Priemkov went off to her bedroom.

I went out on to the terrace with Schimmel. The old man raised his eyes towards the sky.

"How many stars!" he said slowly, taking a pinch of snuff; "and all are worlds," he added, and he took another pinch.

I did not feel it necessary to answer him, and simply gazed upwards in silence. A secret uncertainty weighed upon my heart. . . . The stars, I fancied, looked down seriously at us. Five minutes later Priemkov appeared and called us into the dining-room. Vera Nikolaevna came in soon after. We sat down.

"Look at Verotchka," Priemkov said to me.

I glanced at her.

"Well? don't you notice anything?"

I certainly did notice a change in her face, but I answered, I don't know why--

"No, nothing."

"Her eyes are red," Priemkov went on.

I was silent.

"Only fancy! I went upstairs to her and found her crying. It's a long while since such a thing has happened to her. I can tell you the last time she cried; it was when our Sasha died. You see what you have done with your Faust!" he added, with a smile.

"So you see now, Vera Nikolaevna," I began, "that I was right when----"

"I did not expect this," she interrupted me; "but God knows whether you are right. Perhaps that was the very reason my mother forbade my reading such books,--she knew----"

Vera Nikolaevna stopped.

"What did she know?" I asked. "Tell me."

"What for? I'm ashamed of myself as it is; what did I cry for? But we'll talk about it another time. There was a great deal I did not quite understand."

"Why didn't you stop me?"

"I understood all the words, and the meaning of them, but----"

She did not finish her sentence, and looked away dreamily. At that instant there came from the garden the sound of rustling leaves, suddenly fluttering in the rising wind. Vera Nikolaevna started and looked round towards the open window.

"I told you there would be a storm!" cried Priemkov. "But what made you start like that, Verotchka?"

She glanced at him without speaking. A faint, far-off flash of lightning threw a mysterious light on her motionless face.

"It's all due to your Faust," Priemkov went on. "After supper we must all go to by-by. . . . Mustn't we, Herr Schimmel?"

"After intellectual enjoyment physical repose is as grateful as it is beneficial," responded the kind-hearted German, and he drank a wine-glass of vodka.

Immediately after supper we separated. As I said good-night to Vera Nikolaevna I pressed her hand; her hand was cold. I went up to the room assigned to me, and stood a long while at the window before I undressed and got into bed. Priemkov's prediction was fulfilled; the storm came close, and broke.
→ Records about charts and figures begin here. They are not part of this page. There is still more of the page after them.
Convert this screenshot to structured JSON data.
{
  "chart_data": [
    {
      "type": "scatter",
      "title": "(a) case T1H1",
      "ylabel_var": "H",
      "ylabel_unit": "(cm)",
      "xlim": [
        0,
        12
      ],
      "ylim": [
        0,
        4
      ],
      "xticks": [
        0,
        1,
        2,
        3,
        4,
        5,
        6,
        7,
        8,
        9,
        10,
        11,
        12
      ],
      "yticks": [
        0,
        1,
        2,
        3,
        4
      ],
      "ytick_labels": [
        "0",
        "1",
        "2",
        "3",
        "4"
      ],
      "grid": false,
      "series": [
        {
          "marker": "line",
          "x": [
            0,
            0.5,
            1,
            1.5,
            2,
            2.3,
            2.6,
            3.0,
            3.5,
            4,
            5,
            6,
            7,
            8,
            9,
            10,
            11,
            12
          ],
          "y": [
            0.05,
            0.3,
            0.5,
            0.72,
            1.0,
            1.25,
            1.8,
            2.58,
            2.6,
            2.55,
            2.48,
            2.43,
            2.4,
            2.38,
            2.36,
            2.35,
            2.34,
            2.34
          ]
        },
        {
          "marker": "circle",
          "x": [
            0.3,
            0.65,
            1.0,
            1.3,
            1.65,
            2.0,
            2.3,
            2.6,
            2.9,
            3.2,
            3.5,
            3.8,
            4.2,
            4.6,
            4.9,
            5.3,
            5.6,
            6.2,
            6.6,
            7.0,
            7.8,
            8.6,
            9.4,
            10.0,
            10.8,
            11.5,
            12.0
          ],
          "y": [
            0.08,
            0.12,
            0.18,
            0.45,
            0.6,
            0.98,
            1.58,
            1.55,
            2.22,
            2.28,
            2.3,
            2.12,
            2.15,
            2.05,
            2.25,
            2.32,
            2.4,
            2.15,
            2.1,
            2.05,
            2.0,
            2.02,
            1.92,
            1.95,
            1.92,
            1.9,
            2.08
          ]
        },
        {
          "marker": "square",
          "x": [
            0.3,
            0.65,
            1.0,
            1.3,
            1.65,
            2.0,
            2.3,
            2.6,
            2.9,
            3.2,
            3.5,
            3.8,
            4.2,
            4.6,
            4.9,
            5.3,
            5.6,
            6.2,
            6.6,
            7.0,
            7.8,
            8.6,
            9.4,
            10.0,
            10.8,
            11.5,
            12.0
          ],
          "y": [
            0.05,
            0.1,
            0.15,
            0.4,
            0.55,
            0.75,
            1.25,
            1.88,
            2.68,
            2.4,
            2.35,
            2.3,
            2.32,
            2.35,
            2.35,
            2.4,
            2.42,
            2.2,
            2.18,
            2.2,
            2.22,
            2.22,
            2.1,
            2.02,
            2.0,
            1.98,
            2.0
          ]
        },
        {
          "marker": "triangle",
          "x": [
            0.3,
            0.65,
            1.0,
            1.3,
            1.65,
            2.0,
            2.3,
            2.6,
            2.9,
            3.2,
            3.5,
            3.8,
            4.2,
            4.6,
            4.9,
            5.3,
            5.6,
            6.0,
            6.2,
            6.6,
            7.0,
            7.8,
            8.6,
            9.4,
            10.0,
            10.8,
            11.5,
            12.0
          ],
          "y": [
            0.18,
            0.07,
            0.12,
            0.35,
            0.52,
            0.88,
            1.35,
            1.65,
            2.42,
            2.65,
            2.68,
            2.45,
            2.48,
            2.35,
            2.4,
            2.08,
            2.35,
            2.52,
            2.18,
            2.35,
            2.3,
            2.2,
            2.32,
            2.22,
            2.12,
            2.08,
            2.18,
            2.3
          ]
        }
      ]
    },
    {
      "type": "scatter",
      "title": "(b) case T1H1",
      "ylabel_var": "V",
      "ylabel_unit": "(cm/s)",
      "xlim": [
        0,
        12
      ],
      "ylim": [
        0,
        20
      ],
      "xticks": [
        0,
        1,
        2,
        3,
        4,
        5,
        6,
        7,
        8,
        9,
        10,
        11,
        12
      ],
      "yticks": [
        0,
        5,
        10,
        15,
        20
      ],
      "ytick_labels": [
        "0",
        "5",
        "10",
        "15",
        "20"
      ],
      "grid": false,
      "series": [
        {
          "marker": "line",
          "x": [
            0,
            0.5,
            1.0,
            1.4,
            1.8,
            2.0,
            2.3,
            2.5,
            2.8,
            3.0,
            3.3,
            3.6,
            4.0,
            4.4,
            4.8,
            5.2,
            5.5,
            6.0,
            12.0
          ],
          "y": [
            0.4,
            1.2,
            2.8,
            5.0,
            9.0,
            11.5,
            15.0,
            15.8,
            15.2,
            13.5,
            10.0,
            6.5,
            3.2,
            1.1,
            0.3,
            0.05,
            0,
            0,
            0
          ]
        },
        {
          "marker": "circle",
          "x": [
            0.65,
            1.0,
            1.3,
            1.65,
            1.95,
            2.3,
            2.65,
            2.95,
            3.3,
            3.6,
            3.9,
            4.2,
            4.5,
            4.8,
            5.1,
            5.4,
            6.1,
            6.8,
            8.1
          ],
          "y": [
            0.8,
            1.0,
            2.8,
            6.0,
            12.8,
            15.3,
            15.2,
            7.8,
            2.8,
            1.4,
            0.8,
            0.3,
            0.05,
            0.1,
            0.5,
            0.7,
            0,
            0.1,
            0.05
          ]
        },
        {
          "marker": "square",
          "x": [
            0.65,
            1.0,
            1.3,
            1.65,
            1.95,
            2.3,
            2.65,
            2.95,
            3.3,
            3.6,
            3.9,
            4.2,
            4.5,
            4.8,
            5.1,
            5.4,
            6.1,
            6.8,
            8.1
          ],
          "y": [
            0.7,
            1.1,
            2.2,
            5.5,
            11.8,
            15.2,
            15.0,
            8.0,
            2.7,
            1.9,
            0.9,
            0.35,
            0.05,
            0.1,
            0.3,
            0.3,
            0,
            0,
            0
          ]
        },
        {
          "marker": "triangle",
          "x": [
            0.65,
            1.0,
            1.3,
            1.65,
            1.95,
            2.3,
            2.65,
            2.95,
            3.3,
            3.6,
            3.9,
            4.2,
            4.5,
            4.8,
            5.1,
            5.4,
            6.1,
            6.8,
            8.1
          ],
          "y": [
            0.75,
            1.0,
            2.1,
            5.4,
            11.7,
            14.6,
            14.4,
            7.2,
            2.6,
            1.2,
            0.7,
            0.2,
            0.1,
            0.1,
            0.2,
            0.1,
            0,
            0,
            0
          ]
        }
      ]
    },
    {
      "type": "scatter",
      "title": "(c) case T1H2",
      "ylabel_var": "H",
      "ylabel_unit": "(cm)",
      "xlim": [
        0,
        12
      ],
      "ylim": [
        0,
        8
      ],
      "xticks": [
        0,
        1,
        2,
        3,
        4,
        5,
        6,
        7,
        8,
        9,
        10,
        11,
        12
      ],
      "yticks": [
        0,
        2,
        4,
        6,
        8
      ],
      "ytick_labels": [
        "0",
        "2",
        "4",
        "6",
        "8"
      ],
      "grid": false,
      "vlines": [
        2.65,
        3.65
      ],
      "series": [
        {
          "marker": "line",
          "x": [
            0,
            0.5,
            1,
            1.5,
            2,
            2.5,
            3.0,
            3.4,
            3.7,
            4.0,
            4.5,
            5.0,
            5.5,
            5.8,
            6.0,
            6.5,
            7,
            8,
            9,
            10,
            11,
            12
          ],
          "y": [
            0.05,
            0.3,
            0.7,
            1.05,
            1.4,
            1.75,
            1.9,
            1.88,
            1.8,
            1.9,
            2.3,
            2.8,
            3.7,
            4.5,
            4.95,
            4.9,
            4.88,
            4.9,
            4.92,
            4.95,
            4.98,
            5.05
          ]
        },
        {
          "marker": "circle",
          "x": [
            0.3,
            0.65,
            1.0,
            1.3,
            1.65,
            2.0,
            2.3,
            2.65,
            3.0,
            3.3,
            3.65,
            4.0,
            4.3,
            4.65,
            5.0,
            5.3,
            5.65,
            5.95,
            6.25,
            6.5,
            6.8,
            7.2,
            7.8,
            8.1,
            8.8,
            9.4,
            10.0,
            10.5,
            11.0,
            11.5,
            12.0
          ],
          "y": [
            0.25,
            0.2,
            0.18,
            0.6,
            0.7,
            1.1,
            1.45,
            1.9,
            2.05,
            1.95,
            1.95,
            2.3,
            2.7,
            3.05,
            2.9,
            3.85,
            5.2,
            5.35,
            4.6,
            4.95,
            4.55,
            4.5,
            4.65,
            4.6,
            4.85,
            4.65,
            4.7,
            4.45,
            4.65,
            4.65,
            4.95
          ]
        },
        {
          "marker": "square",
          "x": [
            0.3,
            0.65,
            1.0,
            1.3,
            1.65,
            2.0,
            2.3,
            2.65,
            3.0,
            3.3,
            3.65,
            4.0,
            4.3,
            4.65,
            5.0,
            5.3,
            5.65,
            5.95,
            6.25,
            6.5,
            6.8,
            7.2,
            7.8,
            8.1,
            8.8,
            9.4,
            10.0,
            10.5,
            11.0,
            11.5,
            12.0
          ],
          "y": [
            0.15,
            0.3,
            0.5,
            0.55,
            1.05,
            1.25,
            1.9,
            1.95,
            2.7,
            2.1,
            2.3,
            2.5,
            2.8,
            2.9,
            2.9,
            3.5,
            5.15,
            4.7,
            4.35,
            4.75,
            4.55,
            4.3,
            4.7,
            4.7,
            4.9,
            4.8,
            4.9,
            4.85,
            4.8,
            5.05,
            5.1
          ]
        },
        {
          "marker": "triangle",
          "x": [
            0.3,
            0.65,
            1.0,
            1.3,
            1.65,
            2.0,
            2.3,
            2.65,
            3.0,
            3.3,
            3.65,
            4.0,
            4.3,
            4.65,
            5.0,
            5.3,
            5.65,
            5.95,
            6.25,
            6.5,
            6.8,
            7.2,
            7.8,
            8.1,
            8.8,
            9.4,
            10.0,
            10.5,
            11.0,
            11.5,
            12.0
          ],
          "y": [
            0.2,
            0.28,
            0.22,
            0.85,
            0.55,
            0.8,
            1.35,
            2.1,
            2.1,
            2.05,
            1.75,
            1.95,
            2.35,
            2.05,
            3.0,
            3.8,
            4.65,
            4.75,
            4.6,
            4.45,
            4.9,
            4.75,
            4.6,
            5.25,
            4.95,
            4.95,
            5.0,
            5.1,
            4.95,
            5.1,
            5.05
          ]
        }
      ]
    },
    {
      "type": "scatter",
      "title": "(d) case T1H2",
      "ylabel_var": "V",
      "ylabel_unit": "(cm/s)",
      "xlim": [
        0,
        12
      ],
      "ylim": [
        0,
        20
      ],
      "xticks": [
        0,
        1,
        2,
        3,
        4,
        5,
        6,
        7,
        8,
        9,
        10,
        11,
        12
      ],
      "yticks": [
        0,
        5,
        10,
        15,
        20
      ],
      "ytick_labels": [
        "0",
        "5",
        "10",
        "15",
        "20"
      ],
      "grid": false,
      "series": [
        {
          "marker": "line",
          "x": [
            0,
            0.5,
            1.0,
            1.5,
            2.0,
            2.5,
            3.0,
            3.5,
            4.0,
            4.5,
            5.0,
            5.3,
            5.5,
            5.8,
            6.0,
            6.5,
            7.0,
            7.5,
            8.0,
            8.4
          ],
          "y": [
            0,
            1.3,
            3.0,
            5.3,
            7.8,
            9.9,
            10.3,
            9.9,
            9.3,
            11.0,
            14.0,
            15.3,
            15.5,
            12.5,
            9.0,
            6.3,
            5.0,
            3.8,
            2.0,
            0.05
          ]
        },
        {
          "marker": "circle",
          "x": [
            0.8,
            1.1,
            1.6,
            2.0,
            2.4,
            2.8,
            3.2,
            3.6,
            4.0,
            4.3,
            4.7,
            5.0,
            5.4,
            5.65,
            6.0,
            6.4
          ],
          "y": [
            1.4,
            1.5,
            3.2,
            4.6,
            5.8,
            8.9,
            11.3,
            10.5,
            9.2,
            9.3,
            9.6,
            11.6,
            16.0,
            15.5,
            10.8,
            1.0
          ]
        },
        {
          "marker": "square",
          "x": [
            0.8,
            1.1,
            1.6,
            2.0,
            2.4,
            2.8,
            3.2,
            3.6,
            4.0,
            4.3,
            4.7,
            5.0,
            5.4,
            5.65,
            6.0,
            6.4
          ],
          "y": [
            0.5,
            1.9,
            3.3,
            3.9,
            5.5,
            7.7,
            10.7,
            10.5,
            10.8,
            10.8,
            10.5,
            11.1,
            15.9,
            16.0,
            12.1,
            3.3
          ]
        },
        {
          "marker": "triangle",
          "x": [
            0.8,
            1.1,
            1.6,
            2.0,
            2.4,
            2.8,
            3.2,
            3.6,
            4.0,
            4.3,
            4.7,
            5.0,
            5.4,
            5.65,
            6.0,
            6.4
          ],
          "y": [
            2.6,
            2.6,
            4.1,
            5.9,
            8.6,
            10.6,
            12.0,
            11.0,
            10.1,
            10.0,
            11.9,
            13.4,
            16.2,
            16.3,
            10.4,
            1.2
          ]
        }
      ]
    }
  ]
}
I listened to the roar of the wind, the patter and splash of the rain, and watched how the church, built close by, above the lake, at each flash of lightning stood out, at one moment black against a background of white, at the next white against a background of black, and then was swallowed up in the darkness again. . . But my thoughts were far away. I kept thinking of Vera Nikolaevna, of what she would say to me when she had read Faust herself, I thought of her tears, remembered how she had listened. . . .

The storm had long passed away, the stars came out, all was hushed around. Some bird I did not know sang different notes, several times in succession repeating the same phrase. Its clear, solitary voice rang out strangely in the deep stillness; and still I did not go to bed. . . .

Next morning, earlier than all the rest, I was down in the drawing-room. I stood before the portrait of Madame Eltsov. "Aha," I thought, with a secret feeling of ironical triumph, "after all, I have read your daughter a forbidden book!" All at once I fancied--you have most likely noticed that eyes en face always seem fixed straight on any one looking at a picture--but this time I positively fancied the old lady moved them with a reproachful look on me.